After winning the 1st at Hyderabad in a spirited manner by 28 runs, England’s ‘Bazball’ approach lost the plot in the 2nd test at Visakhapatnam and lost the match by 106 runs. Despite chasing down a mammoth total of 399 runs in the 4th innings, England went on with their fearless ‘Bazball’ approach but eventually succumbed to the Indian conditions and fell short of the target by 106 runs.
England’s attacking approach in tests has been quite popular since it came into being and has won them quite a few match matches in the last year and a half. According to many pundits, this five-match series in India was the test for ‘Bazball’ and fans were excited to see how England’s aggressive approach in tests would fare in India’s testing conditions.
In the first two tests, the ‘Bazball’ approach got a mixed response from fans and cricket analysts.

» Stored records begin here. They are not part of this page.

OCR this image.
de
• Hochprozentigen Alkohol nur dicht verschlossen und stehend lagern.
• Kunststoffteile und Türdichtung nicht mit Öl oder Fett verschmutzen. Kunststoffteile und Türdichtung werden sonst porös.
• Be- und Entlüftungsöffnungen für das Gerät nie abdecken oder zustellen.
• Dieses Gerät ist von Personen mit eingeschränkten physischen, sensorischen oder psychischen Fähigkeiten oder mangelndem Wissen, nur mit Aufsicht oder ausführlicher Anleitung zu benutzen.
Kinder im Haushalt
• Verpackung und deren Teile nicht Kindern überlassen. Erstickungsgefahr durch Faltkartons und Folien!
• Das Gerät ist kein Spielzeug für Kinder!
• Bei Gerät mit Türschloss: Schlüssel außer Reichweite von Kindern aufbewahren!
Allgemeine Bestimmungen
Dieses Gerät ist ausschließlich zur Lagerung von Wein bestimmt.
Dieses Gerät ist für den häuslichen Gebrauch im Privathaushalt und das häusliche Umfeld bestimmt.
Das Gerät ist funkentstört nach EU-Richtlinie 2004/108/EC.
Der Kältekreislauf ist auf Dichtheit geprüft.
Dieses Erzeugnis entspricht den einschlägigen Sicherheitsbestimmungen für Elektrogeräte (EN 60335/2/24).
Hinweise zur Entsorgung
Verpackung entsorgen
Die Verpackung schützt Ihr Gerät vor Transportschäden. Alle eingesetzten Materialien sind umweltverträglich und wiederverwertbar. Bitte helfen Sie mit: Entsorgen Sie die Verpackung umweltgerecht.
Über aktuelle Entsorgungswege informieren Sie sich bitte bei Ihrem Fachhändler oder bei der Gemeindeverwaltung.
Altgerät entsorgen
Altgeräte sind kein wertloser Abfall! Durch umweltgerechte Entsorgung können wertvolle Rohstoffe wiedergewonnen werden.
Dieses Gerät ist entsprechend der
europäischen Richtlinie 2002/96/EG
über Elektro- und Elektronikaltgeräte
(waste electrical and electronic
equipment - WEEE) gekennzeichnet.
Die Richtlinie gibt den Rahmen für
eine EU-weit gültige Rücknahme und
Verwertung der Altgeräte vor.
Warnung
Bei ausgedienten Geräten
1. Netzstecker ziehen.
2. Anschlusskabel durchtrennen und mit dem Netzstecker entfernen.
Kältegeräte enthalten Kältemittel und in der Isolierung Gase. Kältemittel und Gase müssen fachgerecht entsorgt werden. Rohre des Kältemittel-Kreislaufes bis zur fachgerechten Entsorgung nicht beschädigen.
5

After the victory in the 1st test, people were hailing this new approach by England but the 106 runs lost in the 2nd test against an injury-stricken Indian team has grounded the ‘Bazball’ approach to an extent.
England’s former captain Geoffrey Boycott has launched a scathing attack on England’s approach in the 2nd test and has called out the England captain and coach for mindlessly attacking instead of playing according to the situation.
In a column in The Telegraph, Boycott wrote, “Brendon McCullum and Ben Stokes are besotted with attack, attack, attack. It’s as if they say ‘If we can’t win, we will go down in glorious failure instead.’ But there is no glory in failure or defeat,” Boycott wrote in his column on The Telegraph.
“Bazball is great entertainment when it comes off. But once you believe in an ideal over substance, then you have lost the plot. Today England gave the match away. Bazball was a failure.”
Boycott criticized Joe Root’s overly aggressive approach
Boycott also slammed Joe Root for being too attacking to fit himself in this England test setup. He feels that Root with his solid technique is better off with old ways of scoring big runs at his usual pace.
Boycott in his column wrote, “Scoring at five an over was entertaining but too many batsmen gave their wickets away after good starts. The best way to achieve a total of nearly 400 is by one of the batsmen scoring a big hundred. Looking to go after good bowlers and scoring quickly comes with risk.
Bazball cost Joe Root his wicket. As soon as he came in, he was dancing down the pitch trying to hit it over the top, and very soon swiped it up in the air. He only scored 16. England’s best technical batsman is normally a busy player who scores at a good rate, but trying to go after the bowling as soon as he comes in takes him out of his comfort zone.”